Spring-Green leverages a few of Oneupweb's proprietary tools to measure podcast activity, as well as conversion based upon keywords or specific criteria employed in the natural and paid search campaigns. It also uses Google Analytics to track Web site traffic. And on another level, the marketer conducts a back-end analysis on leads against sales to identify the differences that may be affecting why some markets are closing at higher percentages than others.
But Young agrees with Wehr that the challenge is not using the tools to collect data, but responding to the data effectively. "All those things get evaluated, and then we present that information back to our franchise owners and discuss best practices and ways we can improve that next year," explains Young.
The Search for
Social media is a key aspect of Spring-Green's future SEO plans, with a particular focus in the coming year on launching a blog and incorporating marketing activity on Facebook to engage customers at a higher level.
Striking a balance between these new aspects and Spring-Green's current programs is important to Young. "What we don't want to do is have a big social media platform but then lose all the validity and effort that we've put into our local pages. So we want to make sure that they're integrated," he explains.

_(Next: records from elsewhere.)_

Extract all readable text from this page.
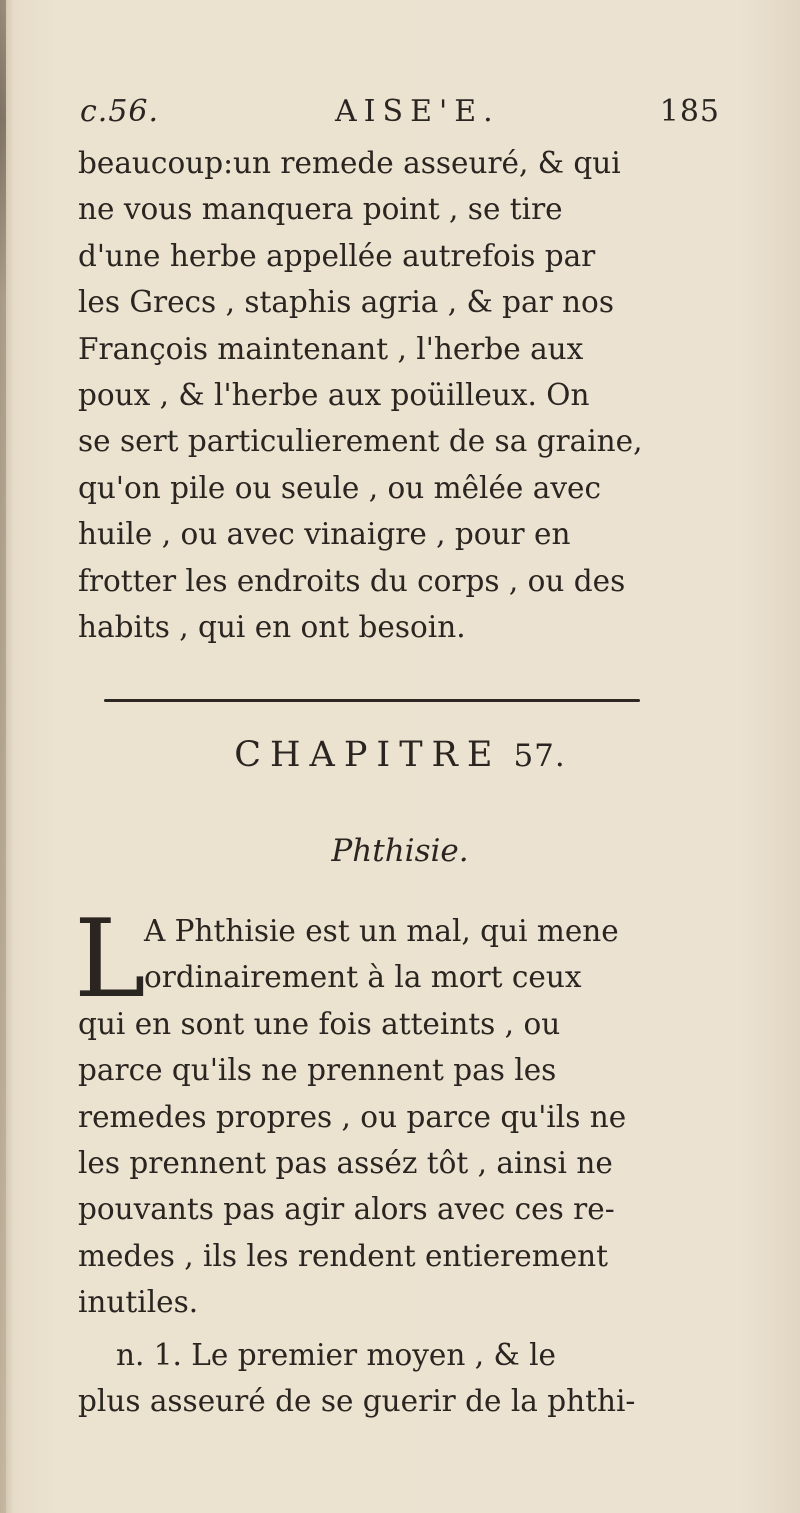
c.56.	AISE'E.	185

beaucoup:un remede asseuré, & qui
ne vous manquera point , se tire
d'une herbe appellée autrefois par
les Grecs , staphis agria , & par nos
François maintenant , l'herbe aux
poux , & l'herbe aux poüilleux. On
se sert particulierement de sa graine,
qu'on pile ou seule , ou mêlée avec
huile , ou avec vinaigre , pour en
frotter les endroits du corps , ou des
habits , qui en ont besoin.

CHAPITRE 57.
Phthisie.
L

A Phthisie est un mal, qui mene
ordinairement à la mort ceux
qui en sont une fois atteints , ou
parce qu'ils ne prennent pas les
remedes propres , ou parce qu'ils ne
les prennent pas asséz tôt , ainsi ne
pouvants pas agir alors avec ces re-
medes , ils les rendent entierement
inutiles.

n. 1. Le premier moyen , & le
plus asseuré de se guerir de la phthi-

While Spring-Green has been investing a great deal in paid search, Young sees a strong future in SEO. "With paid, you can make it happen if you spend more money, but I don't know what that looks like three to five years from now," he says. "But I do believe that local search will continue to grow as a channel and become more important to the search engines when we're optimized with all our local content."
And although the Web is not presently driving enough leads to be considered Spring-Green's primary channel, it certainly has made an impressive impact and is continuing to expand its influence. "We've grown from $21 million [in online sales] five years ago to $33 million today," notes Young. "And to be able to see the channel grow and continue to be a big part of our future, and have Oneupweb along with us, has been great."
Marissa Fabris is a freelancer writer based in West Chester, Pa. She profiled Cisco for Target Marketing's January 2008 issue.